Few inventions have had as much impact on modern society as the automobile. It has opened up a world of possibilities for people to live where they want, work in the job of their choice and to visit friends and family without having to take long train rides or bus trips. It also allows families to spend time together, whether it is a trip to the movies with the kids or a late night ice cream run.
It has created new jobs, industries and services such as fuel distribution, vehicle manufacturing, road construction and maintenance, retail sales and service stations. It has changed the way we live and how we think about ourselves and others. It is the reason that some of us feel that if you don’t have an automobile you don’t belong in this country!
The first automobile was invented by a man named Karl Benz in 1885. Although it was clumsy and slow, it incorporated many of the elements that would characterize the modern automobile. It had a tubular framework, mechanical valves, engine cooling and oil and grease cups for lubrication. It was powered by a one-horsepower, one-cylinder gasoline engine that was a refinement of the earlier designs of Lenoir and Otto.
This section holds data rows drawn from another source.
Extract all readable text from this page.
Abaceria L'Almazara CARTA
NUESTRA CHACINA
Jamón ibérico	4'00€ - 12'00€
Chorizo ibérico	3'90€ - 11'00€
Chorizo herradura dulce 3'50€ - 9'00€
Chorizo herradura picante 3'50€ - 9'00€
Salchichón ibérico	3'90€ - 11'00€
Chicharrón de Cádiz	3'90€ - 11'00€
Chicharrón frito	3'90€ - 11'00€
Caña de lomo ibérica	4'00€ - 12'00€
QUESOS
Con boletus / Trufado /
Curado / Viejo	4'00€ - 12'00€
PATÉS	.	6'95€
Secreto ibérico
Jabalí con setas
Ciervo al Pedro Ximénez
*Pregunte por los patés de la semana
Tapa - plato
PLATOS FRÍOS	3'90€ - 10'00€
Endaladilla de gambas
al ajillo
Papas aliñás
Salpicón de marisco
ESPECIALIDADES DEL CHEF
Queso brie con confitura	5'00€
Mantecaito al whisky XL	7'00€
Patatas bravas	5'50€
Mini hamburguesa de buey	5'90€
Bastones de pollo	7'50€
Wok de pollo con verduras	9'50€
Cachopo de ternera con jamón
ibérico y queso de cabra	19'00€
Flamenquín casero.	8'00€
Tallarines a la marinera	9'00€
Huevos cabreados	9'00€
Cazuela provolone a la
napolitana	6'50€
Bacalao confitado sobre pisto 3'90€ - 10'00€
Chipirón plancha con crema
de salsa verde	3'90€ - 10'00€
Other inventors contributed individual elements, but it was a combination of the work of several engineers that allowed the automobile to develop into what we have today. This process was accelerated when the automobile was embraced by American business and industry, allowing for the development of mass production techniques that gave birth to the big three: Ford, General Motors and Chrysler.
The design of an automobile depends on the intended use. Automobiles designed for off-road use need rugged, simple systems that have high resistance to overload and extreme operating conditions. Those designed for highway use need comfort features, passenger capacity and high speed handling and stability.
Today’s automobile is a marvel of engineering and technology. It can run on gasoline, electricity or any combination of the two. The body is usually made of aluminum or steel for lightness and strength. It can be designed in a variety of shapes and sizes, from a small coupe to a large truck. It can be built with either a body and frame or a unit type design where the chassis is integral to the body.
The automobile is the most important tool of our times. It has changed how we think and live, as well as how we are governed. It has restructured entire societies around the power of rapid long-distance movement that it confers on individuals and on the flexible distribution of goods that it makes possible with trucks. At the same time, it encourages sprawl (i.e., straggling low-density urban development), which degrades landscapes and leads to traffic congestion that tends to immobilize the very automobiles that make sprawl possible.